Butch Looney was not only the first black athlete to play any sport at Marshall County High School but also the first black from any school to sign an athletic scholarship with Athens College. He graduated in 1973 with a bachelor’s degree in secondary education.

The football and basketball teams of M.C.H.S. received an immediate boost in the 1967-68 school year with the closing of Guntersville’s Lakeview High School. A year earlier, under Coach Adolph Scissum, the Lakeview basketball team won second place in Alabama in the division consisting of colored schools.

Looney transferred to M.C.H.S. as a 10th grader in 1966, the first year the high school was integrated and a year before the top four grades at Lakeview were closed. He worked out with both the football and basketball teams but could not be a member of the teams due to the rule against playing for a year after transferring from schools in the same county.

Jody Chorba, an M.C.H.S. football player and son of the legendary Wildcat football Coach Joe Chorba said, “I will never forget the sight of that young black kid coming up that hill to his first football practice. All of us were standing in the door and windows of the old field house watching him.” The son of Emma Jean Breedlove was about to begin one of the outstanding athletic careers in Marshall County history.

Butch, with his grandfather J.D. Looney, had often watched Wildcat football from the high embankment of the old stadium. He told his grandfather, “Someday I will be playing on that field.”

The big gridiron games brought out the best in clutch catches and outstanding defense for Johnny Butch. In 1967, he caught a TD pass in his first Wildcat football game against Boaz, two passes from Danny Parker in the drive for the winning field goal against Huntsville, and two touchdown passes from Mike Jennings in a 42-19 win over Albertville. In 1968, he had a punt return of 65 yards for a touchdown to tie Scottsboro. “Automatic” Amado (David) added the point after for a 14-13 victory.

Upon finishing his M.C.H.S. Wildcat career, Looney was named outstanding male athlete. He made many All-Tournament, All-County, and All-District basketball teams including honorable mention All-State.

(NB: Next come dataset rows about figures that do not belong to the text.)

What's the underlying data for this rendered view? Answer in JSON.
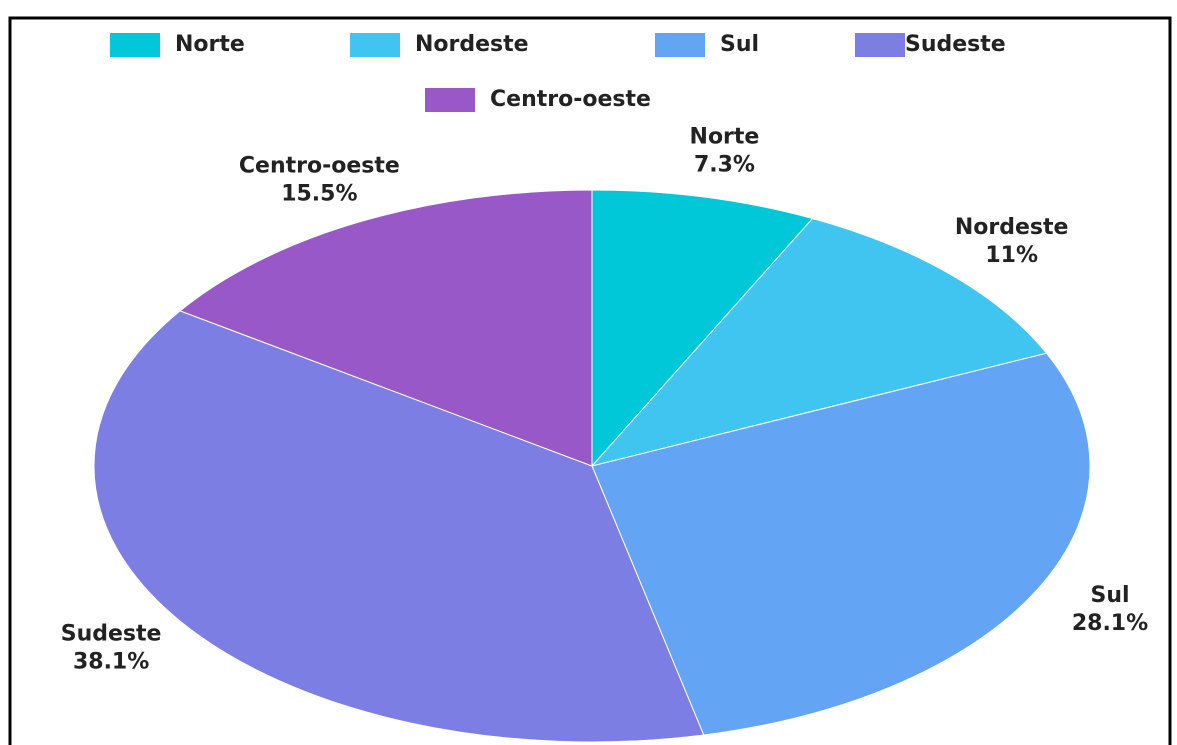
{
  "chart_data": {
    "type": "pie",
    "categories": [
      "Norte",
      "Nordeste",
      "Sul",
      "Sudeste",
      "Centro-oeste"
    ],
    "values": [
      7.3,
      11,
      28.1,
      38.1,
      15.5
    ],
    "value_labels": [
      "7.3%",
      "11%",
      "28.1%",
      "38.1%",
      "15.5%"
    ],
    "colors": [
      "#00c8d8",
      "#40c4f0",
      "#64a4f4",
      "#7c7ee4",
      "#9858c8"
    ],
    "legend": "top"
  }
}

The 6-foot, 3-inch, 180-pound Wildcat Most Valuable Player led the basketball team in scoring and rebounding his junior and senior years, averaging 19 points a game and 15 rebounds over his high school career.

The 1968-69 school year may be the first and only time any Marshall County school has been 100 percent victorious against county opponents in both football and basketball. The Wildcats were 3-0 in football and 13-0 in basketball against county rivals that year.

Johnny Butch Looney followed the passage of the Civil Rights Act of 1964 to become Marshall County’s first black star in integrated athletics.